I have to show that the Nordstrom-Robinson code $N$ is non-linear. I wanted to show this by finding a counter example to linearity:
Suppose for contradiction that $N$ is a linear $(16, 256, 6)$-code. Then by definition of linear code, $N \subseteq \Bbb{Z} {_2}^{16}$ is also a subspace of $\Bbb{Z} {_2}^{16}$.
By a theorem, since $N$ is a subspace of $\Bbb{Z} {_2}^{16}$, then it is closed under addition, such that if $x,y \in N$ then $x+y \in N$, and under scalar multiplication, such that if $a \in \Bbb{Z}_{3}$ and $x \in N$ then $ax \in N$.
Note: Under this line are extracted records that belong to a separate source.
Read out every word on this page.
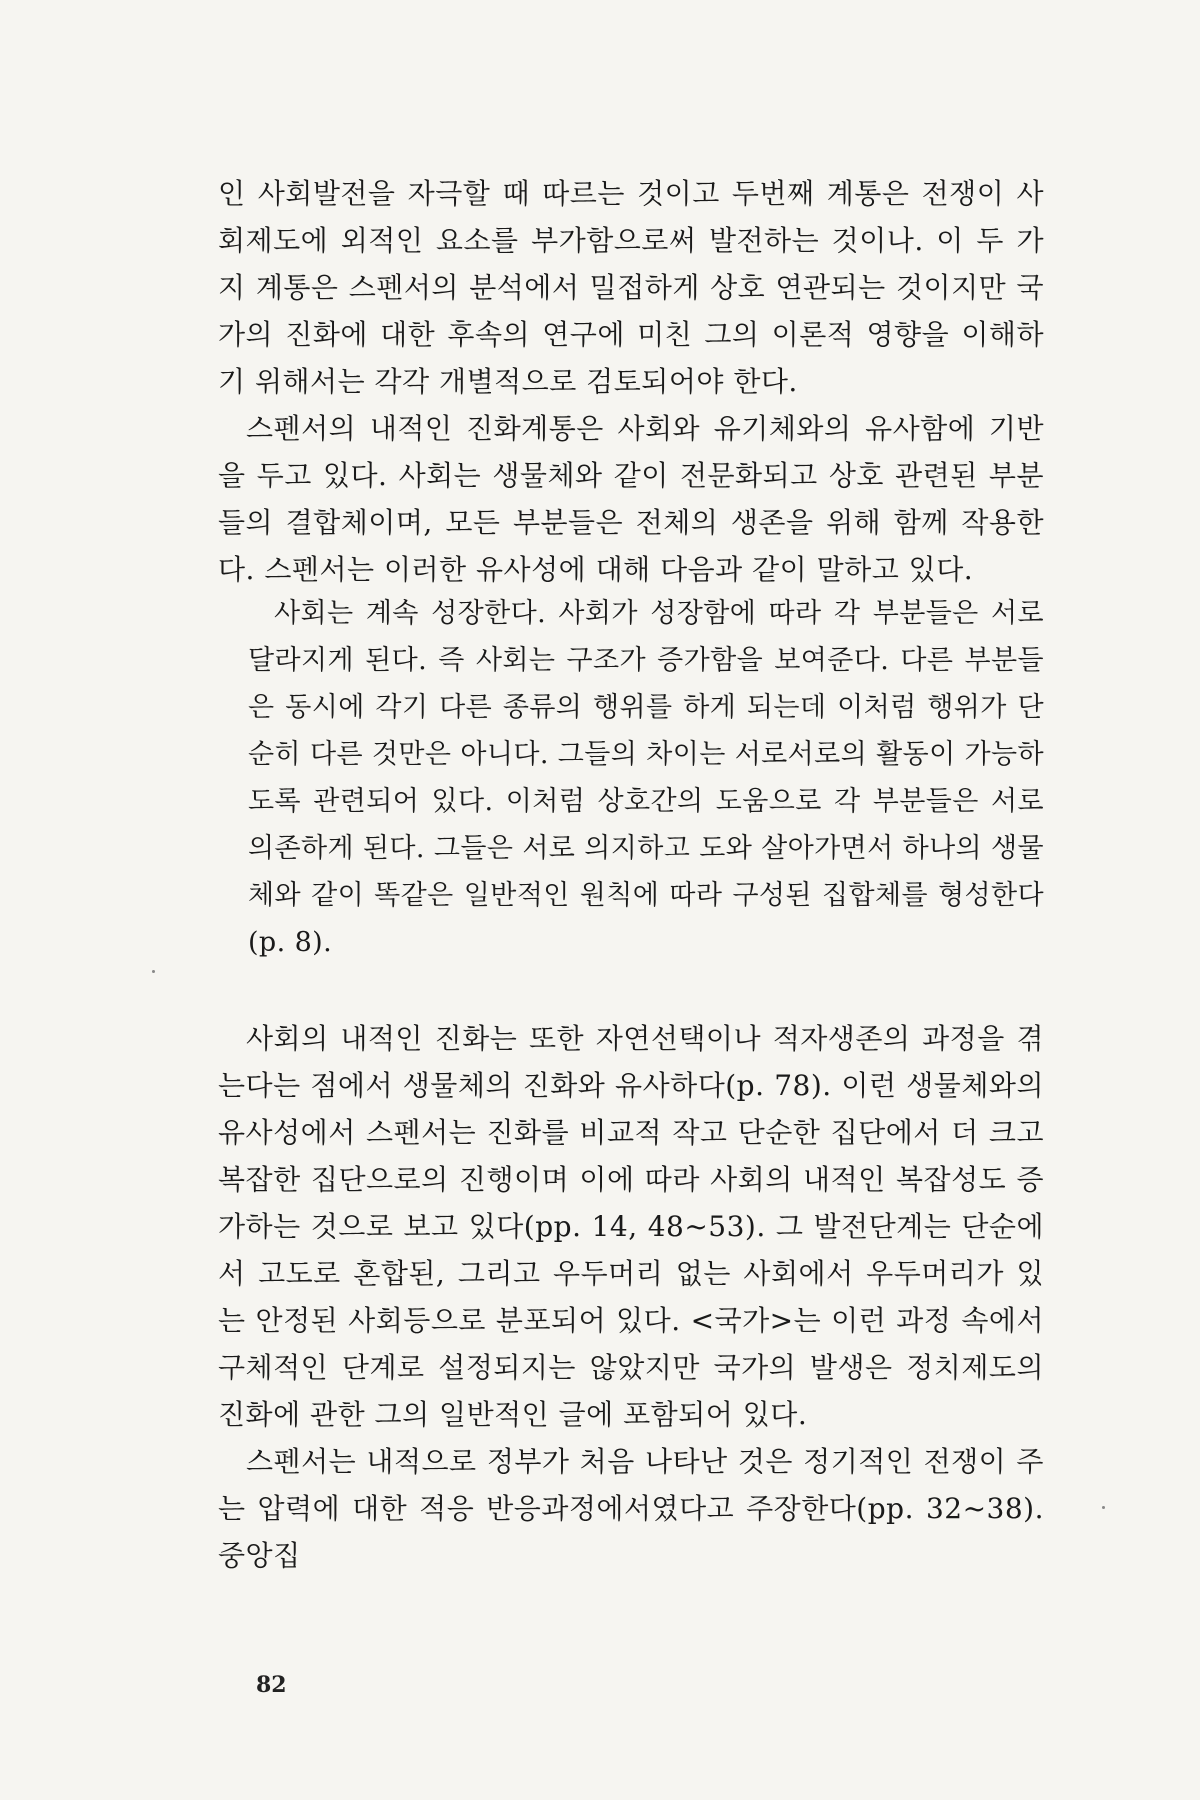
인 사회발전을 자극할 때 따르는 것이고 두번째 계통은 전쟁이 사회제도에 외적인 요소를 부가함으로써 발전하는 것이나. 이 두 가지 계통은 스펜서의 분석에서 밀접하게 상호 연관되는 것이지만 국가의 진화에 대한 후속의 연구에 미친 그의 이론적 영향을 이해하기 위해서는 각각 개별적으로 검토되어야 한다.

스펜서의 내적인 진화계통은 사회와 유기체와의 유사함에 기반을 두고 있다. 사회는 생물체와 같이 전문화되고 상호 관련된 부분들의 결합체이며, 모든 부분들은 전체의 생존을 위해 함께 작용한다. 스펜서는 이러한 유사성에 대해 다음과 같이 말하고 있다.

사회는 계속 성장한다. 사회가 성장함에 따라 각 부분들은 서로 달라지게 된다. 즉 사회는 구조가 증가함을 보여준다. 다른 부분들은 동시에 각기 다른 종류의 행위를 하게 되는데 이처럼 행위가 단순히 다른 것만은 아니다. 그들의 차이는 서로서로의 활동이 가능하도록 관련되어 있다. 이처럼 상호간의 도움으로 각 부분들은 서로 의존하게 된다. 그들은 서로 의지하고 도와 살아가면서 하나의 생물체와 같이 똑같은 일반적인 원칙에 따라 구성된 집합체를 형성한다(p. 8).

사회의 내적인 진화는 또한 자연선택이나 적자생존의 과정을 겪는다는 점에서 생물체의 진화와 유사하다(p. 78). 이런 생물체와의 유사성에서 스펜서는 진화를 비교적 작고 단순한 집단에서 더 크고 복잡한 집단으로의 진행이며 이에 따라 사회의 내적인 복잡성도 증가하는 것으로 보고 있다(pp. 14, 48~53). 그 발전단계는 단순에서 고도로 혼합된, 그리고 우두머리 없는 사회에서 우두머리가 있는 안정된 사회등으로 분포되어 있다. <국가>는 이런 과정 속에서 구체적인 단계로 설정되지는 않았지만 국가의 발생은 정치제도의 진화에 관한 그의 일반적인 글에 포함되어 있다.

스펜서는 내적으로 정부가 처음 나타난 것은 정기적인 전쟁이 주는 압력에 대한 적응 반응과정에서였다고 주장한다(pp. 32~38). 중앙집

82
I wanted to find a counter example for this, however I am having a hard time doing so without the generator matrix of $N$.
I know that $N$ is the code whose codewords are obtained by deleting the first 8 coordinate positions from the 256 words whose first 8 coordinates are one of $00000000, 10000001, 01000001, 00100001, 00010001, 00001001, 00000101, 00000011$ generated by the generator matrix $G'$, where $G'$ is obtained from the generator matrix of the Golay code $g_{24}$.
I think there is something simple that I am missing, any help is appreciated. Thank you!
Edit: I know there is no linear $(16, 256, 6)$ in general, but I am asked to prove that in another problem.
Consider two codewords $\mathbf{r_1}$ and $\mathbf{r_2}$ represented as the first two rows of $G'$. We may write $$\mathbf{r_1} = 10000001\mathbf{c} \qquad \text{and} \qquad \mathbf{r_2} = 01000001\mathbf{d}$$ where it's clear that $\mathbf{c}, \mathbf{d} \in \mathcal{N}$. Then the sum $\mathbf{r_1} + \mathbf{r_2} = 11000000(\mathbf{c} + \mathbf{d})$ has such a prefix that implies $(\mathbf{c} + \mathbf{d}) \not\in \mathcal{N}$. Thus $\mathcal{N}$ is not linear.